La morte di Liliana Resinovich continua ad essere un mistero: il possibile ritrovamento di tracce di DNA potrebbe portare ad una svolta.
Sono passati ormai quasi tre mesi dalla scomparsa di Liliana Resinovich e due dal giorno in cui il suo cadavere è stato ritrovato. Ad oggi, tuttavia, le indagini sono ancora alla fase iniziale. Il dubbio che rimane sin dal giorno del ritrovamento del cadavere è quello tra omicidio e suicidio. L’unico modo per sciogliere definitivamente il dubbio sono i risultati degli esami tossicologici e delle altre risultanze scientifiche che però tardano ad arrivare.
I dubbi sul fatto che la donna possa aver deciso di togliersi la vita sono legati sopratutto alla modalità con la quale Liliana lo avrebbe fatto. Si tratta infatti di un modo insolito, ma pare che vi siano stati casi simili in passato ed al momento non è possibile escluderlo. Chi non ha mai avuto dubbi a riguardo sono Claudio Sterpin, amico che con il tempo si è rivelato essere l’amante della donna, e il fratello. Secondo loro Liliana non si sarebbe mai tolta la vita e pensano dunque che sia stata uccisa.
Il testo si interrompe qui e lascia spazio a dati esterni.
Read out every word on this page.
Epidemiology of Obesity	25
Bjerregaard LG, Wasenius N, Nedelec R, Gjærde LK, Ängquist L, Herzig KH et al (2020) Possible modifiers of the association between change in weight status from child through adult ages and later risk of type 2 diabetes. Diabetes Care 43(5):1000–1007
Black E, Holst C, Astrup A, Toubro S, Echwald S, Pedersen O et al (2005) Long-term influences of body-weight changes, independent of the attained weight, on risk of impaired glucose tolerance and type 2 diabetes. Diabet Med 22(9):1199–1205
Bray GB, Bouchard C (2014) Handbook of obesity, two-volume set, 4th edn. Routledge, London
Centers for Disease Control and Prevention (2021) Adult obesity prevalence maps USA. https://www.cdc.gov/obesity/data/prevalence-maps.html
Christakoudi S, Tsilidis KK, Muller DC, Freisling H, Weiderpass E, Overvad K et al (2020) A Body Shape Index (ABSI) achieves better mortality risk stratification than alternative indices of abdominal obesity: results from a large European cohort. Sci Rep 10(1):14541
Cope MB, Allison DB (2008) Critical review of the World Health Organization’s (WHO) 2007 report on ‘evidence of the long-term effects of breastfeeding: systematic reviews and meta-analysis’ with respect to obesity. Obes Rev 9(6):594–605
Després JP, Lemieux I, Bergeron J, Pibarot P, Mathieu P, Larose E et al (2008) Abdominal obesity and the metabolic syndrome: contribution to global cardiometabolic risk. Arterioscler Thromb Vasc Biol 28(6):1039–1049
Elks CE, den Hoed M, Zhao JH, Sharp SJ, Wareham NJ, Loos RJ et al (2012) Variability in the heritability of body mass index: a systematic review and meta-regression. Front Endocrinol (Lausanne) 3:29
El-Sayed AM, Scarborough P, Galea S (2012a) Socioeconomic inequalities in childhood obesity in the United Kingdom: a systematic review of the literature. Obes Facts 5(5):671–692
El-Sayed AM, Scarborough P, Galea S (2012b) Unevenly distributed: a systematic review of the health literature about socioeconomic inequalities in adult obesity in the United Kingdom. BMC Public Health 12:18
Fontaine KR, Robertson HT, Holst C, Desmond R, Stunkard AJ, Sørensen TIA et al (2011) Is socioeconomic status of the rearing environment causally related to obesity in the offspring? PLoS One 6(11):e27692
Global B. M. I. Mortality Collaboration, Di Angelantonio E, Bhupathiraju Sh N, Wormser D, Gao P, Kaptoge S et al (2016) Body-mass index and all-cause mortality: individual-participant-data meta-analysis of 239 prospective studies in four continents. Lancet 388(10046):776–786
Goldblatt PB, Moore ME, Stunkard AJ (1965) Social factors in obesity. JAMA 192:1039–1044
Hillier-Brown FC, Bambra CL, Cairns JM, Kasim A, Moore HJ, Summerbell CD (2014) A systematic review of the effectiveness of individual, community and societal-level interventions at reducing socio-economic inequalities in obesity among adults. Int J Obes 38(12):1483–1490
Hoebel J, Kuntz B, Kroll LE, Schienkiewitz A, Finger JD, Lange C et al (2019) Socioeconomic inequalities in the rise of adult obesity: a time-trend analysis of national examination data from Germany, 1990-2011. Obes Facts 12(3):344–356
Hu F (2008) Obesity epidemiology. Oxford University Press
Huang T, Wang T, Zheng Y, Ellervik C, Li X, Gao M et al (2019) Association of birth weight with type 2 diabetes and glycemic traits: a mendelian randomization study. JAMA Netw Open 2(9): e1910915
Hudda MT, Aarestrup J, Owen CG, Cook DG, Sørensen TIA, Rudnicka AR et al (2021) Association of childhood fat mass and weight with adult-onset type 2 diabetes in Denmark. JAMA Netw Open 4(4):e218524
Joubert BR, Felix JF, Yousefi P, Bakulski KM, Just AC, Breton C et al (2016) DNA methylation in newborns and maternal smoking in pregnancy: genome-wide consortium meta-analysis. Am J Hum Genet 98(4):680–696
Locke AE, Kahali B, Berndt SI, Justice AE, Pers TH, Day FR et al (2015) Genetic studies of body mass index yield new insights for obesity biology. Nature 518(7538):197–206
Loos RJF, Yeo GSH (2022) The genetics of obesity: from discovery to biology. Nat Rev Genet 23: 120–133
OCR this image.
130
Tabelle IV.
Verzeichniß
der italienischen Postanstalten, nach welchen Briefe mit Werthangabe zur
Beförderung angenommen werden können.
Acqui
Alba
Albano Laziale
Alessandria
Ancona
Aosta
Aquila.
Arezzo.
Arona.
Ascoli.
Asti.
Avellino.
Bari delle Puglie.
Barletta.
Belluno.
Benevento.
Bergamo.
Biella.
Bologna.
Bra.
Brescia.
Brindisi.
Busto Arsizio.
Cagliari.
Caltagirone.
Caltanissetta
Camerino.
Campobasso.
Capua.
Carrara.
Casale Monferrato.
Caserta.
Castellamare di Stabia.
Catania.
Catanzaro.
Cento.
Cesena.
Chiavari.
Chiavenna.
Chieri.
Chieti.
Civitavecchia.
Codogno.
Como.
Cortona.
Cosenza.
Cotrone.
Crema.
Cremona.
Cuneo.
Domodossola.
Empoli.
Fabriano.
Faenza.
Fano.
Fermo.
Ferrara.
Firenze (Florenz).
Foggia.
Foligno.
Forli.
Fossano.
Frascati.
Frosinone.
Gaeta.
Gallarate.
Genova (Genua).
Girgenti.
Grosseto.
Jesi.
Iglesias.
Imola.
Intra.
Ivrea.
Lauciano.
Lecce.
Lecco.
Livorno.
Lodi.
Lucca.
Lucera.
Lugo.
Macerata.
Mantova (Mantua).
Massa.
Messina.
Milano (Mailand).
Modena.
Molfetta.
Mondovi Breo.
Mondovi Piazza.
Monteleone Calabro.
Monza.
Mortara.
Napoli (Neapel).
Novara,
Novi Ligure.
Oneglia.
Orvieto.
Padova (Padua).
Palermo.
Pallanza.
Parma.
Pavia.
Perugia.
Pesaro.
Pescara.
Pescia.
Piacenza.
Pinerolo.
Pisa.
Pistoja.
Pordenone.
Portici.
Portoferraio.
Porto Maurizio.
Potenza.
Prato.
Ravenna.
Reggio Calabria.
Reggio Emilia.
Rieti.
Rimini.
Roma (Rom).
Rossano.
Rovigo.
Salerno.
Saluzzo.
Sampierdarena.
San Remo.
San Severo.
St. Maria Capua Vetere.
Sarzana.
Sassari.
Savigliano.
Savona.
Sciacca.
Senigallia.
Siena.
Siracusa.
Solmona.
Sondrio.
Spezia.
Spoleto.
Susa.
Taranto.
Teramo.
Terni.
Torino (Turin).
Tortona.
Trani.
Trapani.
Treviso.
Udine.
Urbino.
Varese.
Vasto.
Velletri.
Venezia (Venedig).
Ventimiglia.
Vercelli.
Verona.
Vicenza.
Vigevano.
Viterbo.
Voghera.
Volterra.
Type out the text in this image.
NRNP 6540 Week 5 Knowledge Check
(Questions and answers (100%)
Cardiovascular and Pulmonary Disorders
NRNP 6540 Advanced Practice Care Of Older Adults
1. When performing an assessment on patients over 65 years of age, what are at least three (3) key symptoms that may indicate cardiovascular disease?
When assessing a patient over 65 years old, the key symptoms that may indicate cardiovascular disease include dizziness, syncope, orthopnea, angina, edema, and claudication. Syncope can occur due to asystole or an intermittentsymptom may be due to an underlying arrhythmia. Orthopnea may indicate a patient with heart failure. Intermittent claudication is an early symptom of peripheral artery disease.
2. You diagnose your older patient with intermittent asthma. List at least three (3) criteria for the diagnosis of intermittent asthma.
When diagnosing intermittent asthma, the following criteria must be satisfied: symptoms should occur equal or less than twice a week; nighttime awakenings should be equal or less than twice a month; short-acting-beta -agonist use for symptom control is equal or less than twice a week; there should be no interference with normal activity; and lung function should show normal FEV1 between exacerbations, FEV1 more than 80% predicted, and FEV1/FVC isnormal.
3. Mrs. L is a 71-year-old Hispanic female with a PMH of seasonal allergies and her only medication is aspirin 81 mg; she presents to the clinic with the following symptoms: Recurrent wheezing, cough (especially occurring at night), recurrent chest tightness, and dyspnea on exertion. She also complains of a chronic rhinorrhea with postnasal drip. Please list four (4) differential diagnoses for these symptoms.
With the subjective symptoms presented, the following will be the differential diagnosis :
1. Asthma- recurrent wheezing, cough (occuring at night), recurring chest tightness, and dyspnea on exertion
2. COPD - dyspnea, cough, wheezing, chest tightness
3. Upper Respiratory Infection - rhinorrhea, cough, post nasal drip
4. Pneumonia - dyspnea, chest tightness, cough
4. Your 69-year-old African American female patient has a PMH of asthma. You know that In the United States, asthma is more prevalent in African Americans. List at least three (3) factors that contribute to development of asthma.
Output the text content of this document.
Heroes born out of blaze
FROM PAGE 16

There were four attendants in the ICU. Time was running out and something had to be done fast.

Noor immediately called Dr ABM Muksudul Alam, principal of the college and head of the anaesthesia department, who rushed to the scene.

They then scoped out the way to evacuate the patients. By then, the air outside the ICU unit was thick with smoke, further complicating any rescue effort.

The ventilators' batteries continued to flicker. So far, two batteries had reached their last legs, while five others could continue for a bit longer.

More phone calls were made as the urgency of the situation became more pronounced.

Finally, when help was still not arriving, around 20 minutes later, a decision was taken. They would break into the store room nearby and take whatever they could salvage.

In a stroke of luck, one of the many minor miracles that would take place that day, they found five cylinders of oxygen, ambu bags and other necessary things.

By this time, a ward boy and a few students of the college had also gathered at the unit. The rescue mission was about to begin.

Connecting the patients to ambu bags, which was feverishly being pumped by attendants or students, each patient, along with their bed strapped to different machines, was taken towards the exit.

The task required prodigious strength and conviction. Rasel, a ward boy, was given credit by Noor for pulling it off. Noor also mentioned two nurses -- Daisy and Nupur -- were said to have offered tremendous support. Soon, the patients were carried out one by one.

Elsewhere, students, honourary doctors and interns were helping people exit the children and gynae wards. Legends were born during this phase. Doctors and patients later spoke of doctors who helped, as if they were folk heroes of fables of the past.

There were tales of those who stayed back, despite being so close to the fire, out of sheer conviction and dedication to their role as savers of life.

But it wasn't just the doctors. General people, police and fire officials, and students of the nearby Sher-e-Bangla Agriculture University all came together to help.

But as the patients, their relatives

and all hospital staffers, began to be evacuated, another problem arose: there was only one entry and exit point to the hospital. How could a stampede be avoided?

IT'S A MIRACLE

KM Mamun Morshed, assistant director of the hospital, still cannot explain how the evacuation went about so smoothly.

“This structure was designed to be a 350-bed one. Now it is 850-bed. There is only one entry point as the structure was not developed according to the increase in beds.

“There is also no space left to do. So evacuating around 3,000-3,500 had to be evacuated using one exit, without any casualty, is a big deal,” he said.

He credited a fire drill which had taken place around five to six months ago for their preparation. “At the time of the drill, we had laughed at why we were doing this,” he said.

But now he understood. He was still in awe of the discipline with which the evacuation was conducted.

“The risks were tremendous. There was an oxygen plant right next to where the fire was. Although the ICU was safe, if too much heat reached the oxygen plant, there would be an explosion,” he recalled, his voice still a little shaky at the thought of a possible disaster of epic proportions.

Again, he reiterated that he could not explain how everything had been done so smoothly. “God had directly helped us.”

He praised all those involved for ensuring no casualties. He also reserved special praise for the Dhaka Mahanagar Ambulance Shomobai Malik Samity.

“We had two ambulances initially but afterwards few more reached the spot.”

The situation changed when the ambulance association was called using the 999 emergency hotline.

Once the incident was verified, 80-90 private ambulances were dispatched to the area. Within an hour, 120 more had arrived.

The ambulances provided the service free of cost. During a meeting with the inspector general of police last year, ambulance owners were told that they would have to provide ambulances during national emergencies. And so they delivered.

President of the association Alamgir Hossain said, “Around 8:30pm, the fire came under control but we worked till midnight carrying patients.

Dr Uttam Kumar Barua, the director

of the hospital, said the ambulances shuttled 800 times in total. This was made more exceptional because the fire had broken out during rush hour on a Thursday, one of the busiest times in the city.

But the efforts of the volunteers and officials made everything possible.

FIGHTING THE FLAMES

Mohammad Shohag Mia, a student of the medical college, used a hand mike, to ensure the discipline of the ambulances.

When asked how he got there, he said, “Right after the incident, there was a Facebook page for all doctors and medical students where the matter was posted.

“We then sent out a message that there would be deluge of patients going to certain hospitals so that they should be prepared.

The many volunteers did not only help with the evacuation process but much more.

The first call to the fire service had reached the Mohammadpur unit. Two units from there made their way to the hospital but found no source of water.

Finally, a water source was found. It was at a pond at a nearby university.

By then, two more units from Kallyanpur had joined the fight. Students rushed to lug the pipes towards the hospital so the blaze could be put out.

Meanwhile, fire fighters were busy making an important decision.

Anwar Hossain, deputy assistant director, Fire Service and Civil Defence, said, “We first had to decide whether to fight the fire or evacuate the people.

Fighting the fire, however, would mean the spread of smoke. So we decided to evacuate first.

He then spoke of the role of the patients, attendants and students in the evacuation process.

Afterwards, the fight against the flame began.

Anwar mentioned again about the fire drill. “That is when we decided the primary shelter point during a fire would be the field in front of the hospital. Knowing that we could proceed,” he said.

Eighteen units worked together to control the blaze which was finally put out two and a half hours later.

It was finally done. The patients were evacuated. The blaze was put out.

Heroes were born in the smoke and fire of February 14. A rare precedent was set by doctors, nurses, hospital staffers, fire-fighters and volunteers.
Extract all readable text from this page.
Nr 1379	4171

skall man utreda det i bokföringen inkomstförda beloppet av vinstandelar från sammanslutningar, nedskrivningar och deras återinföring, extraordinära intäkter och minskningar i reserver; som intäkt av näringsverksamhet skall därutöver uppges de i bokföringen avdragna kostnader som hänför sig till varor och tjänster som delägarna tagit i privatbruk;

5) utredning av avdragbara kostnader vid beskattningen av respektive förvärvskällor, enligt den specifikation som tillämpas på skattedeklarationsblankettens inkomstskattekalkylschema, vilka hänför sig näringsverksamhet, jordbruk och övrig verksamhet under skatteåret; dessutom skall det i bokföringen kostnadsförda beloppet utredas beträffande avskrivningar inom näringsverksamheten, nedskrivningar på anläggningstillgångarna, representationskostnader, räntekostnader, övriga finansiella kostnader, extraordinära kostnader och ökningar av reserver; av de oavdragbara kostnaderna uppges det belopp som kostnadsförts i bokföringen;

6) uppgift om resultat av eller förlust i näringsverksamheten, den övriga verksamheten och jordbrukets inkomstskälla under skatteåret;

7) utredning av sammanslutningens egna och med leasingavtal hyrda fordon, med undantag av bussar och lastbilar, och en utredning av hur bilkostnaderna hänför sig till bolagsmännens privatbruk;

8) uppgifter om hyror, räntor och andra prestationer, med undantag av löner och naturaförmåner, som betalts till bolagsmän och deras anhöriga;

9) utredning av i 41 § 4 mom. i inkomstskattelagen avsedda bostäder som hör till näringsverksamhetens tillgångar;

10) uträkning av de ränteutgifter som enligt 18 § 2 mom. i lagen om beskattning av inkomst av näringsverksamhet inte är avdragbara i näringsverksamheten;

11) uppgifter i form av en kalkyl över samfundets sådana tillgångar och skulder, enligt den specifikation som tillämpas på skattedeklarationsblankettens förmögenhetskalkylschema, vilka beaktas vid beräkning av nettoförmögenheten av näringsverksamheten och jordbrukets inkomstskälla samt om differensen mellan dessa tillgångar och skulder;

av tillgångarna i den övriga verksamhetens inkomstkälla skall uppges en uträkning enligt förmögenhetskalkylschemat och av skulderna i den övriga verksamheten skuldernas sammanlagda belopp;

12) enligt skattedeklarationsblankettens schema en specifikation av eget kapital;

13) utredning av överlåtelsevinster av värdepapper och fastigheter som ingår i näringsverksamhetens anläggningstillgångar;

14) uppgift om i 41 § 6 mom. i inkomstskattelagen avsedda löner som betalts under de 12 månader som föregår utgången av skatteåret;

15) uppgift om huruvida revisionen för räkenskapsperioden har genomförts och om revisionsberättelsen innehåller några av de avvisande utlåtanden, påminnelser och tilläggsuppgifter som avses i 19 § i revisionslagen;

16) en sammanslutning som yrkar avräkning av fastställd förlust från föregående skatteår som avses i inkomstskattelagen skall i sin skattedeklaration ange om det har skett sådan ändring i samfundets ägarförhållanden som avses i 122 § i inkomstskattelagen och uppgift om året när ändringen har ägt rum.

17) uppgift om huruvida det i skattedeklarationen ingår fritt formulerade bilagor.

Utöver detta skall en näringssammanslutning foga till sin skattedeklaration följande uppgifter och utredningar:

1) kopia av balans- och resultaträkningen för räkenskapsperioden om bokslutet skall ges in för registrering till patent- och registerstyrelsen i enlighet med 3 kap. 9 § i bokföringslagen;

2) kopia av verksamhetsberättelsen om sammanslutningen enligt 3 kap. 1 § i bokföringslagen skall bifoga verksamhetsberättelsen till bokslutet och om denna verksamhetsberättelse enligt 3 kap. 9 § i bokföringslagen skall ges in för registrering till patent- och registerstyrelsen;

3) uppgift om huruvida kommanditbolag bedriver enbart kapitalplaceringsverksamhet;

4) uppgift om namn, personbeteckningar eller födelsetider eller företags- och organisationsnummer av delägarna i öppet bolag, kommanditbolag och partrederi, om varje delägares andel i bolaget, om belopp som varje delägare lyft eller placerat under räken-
Utile a capire se l’ex insegnante possa aver deciso di togliersi la vita sarà l’esame della cronologia dei tablet che aveva a disposizione. Qualora abbia deciso di compiere il gesto estremo in questa forma insolita, infatti, avrà sicuramente cercato sul web come fare in modo che risultasse letale. L’unico problema in tal senso potrebbe essere il ritardo nel sequestro dei dispositivi, avvenuto ben 45 giorni dopo la scomparsa.
Liliana Resinovich, trovate tracce di DNA?
Considerando per ipotesi, anche la possibilità che si sia trattato di omicidio, bisogna innanzitutto chiarire che per il momento l’indagine è aperta come sequestro di persona a carico di ignoti. Questo significa che per il momento non c’è alcun sospettato e dunque che non ci sono prove concrete per dubitare che qualcuno delle persone coinvolte nella vita della donna sia responsabile della sua morte.
Ieri mattina è trapelata la notizia secondo cui gli investigatori avrebbero trovato tracce di DNA maschile sul cordino che avvolgeva la donna all’interno dei due sacchi neri. Qualora l’indiscrezione dovesse rivelarsi corretta, tramite la traccia di DNA si potrebbe risalire all’identità della persona e dunque al presunto omicida. Sulla questione il procuratore di Trieste ha preferito non rilasciare commenti: “Sono fiducioso, abbiamo scelto la via del silenzio”. Probabilmente non vuole sbilanciarsi prima che vi siano delle risultanze concrete per non dare false speranze e per non mettere in allarme l’eventuale colpevole.